Ivey, 77, is seeking her second full term after unexpectedly being catapulted to the state’s top office in 2017. After winning comfortably in 2018, Ivey might have expected an easy path to her party’s nomination this year. But that didn’t happen.

Faced with a crowded field, Ivey hammered Biden, emphasized her record and moved to the right in a state where GOP candidates often struggle to out-conservative one another. She repeated Trump’s false claims about election theft and aired a campaign commercial in which she pulled three things out of her purse for a campaign commercial: a lipstick, a cellphone and a revolver.

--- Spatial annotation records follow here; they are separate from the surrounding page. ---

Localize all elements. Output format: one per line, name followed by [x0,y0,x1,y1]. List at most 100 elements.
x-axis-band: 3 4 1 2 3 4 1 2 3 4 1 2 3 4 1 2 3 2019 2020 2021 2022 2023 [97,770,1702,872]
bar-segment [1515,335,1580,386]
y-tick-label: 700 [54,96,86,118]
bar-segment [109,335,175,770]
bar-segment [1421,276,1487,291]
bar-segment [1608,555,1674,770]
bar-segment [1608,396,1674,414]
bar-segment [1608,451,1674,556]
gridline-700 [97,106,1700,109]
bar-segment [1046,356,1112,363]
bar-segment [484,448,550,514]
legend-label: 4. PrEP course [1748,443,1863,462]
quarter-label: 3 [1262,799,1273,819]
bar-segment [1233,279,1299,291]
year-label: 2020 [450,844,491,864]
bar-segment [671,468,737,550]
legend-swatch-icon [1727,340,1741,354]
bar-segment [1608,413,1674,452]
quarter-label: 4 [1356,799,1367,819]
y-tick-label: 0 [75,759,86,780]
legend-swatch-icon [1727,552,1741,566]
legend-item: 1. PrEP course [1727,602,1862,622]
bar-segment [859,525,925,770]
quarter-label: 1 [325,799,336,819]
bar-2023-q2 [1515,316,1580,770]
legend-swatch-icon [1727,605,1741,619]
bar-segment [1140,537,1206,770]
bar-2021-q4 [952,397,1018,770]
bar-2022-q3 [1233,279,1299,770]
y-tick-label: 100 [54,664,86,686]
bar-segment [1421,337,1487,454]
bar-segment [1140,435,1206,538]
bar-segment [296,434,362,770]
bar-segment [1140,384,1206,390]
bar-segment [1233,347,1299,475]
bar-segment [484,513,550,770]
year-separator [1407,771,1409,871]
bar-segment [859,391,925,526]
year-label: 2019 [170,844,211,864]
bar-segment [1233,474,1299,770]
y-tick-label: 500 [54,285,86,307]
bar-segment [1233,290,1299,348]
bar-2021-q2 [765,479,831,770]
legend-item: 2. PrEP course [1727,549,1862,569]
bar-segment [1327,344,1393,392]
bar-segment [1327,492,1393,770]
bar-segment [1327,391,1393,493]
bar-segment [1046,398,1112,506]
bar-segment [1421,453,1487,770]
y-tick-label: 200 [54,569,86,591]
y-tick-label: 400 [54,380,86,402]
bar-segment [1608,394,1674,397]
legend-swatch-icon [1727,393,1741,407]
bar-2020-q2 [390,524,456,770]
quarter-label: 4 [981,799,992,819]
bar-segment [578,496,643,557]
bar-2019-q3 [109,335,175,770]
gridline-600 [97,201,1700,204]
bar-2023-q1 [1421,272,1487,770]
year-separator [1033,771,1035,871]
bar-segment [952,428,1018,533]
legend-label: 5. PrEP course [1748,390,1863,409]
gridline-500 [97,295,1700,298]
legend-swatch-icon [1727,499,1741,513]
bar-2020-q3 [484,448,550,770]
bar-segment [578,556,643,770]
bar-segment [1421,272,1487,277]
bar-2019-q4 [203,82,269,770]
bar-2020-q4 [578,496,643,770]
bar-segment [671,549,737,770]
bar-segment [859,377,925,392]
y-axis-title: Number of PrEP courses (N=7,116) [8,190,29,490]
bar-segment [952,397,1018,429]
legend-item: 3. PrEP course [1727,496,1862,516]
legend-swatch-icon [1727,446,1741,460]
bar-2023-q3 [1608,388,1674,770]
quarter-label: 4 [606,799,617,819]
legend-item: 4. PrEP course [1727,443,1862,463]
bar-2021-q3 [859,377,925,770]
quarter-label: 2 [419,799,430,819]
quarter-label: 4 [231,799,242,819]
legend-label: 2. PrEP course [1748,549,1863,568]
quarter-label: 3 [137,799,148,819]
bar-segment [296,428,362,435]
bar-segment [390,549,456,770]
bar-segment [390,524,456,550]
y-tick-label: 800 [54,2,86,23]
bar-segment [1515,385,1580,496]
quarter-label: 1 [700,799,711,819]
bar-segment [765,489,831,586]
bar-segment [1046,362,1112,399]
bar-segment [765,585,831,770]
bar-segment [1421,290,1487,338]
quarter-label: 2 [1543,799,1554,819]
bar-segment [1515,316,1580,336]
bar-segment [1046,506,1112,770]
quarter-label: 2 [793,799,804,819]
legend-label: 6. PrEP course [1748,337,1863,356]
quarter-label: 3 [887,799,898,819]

Blanchard and James slammed Ivey for doing too much to control COVID-19 in a state with one of the nation’s worst pandemic death rates, and James drew national attention by attacking a Birmingham-area charter school that opened under Ivey’s watch to cater to LGBTQ youth.

None of that mattered in the end, with Ivey taking a victory lap and vowing to prevent Democrats from gaining a foothold in the state.

“Tonight the people of Alabama spoke loud and clear in support of our conservative record of results, and it’s a record I’m sure proud of,” she said.

Other challengers included Lew Burdette, a former business executive who runs Christian-based group homes; Stacy George, a prison officer and former county commissioner; pastor Dean Odle; GOP activist and businessman Dean Young; Springville Mayor Dave Thomas; and a yoga advocate, Donald Trent Jones.

The Democratic runoff will be held on June 21 between Flowers, a career educator from Birmingham, and Sanders-Fortier, a state senator from Selma.

Lieutenant governor at the time, Ivey ascended to the state’s top office when Robert Bentley resigned amid scandal five years ago. She has pushed a plan to construct new lockups to upgrade Alabama’s crowded, dilapidated prisons, which are the subject of a Justice Department lawsuit, and she passed a gasoline tax hike with automatic increases to fund road work.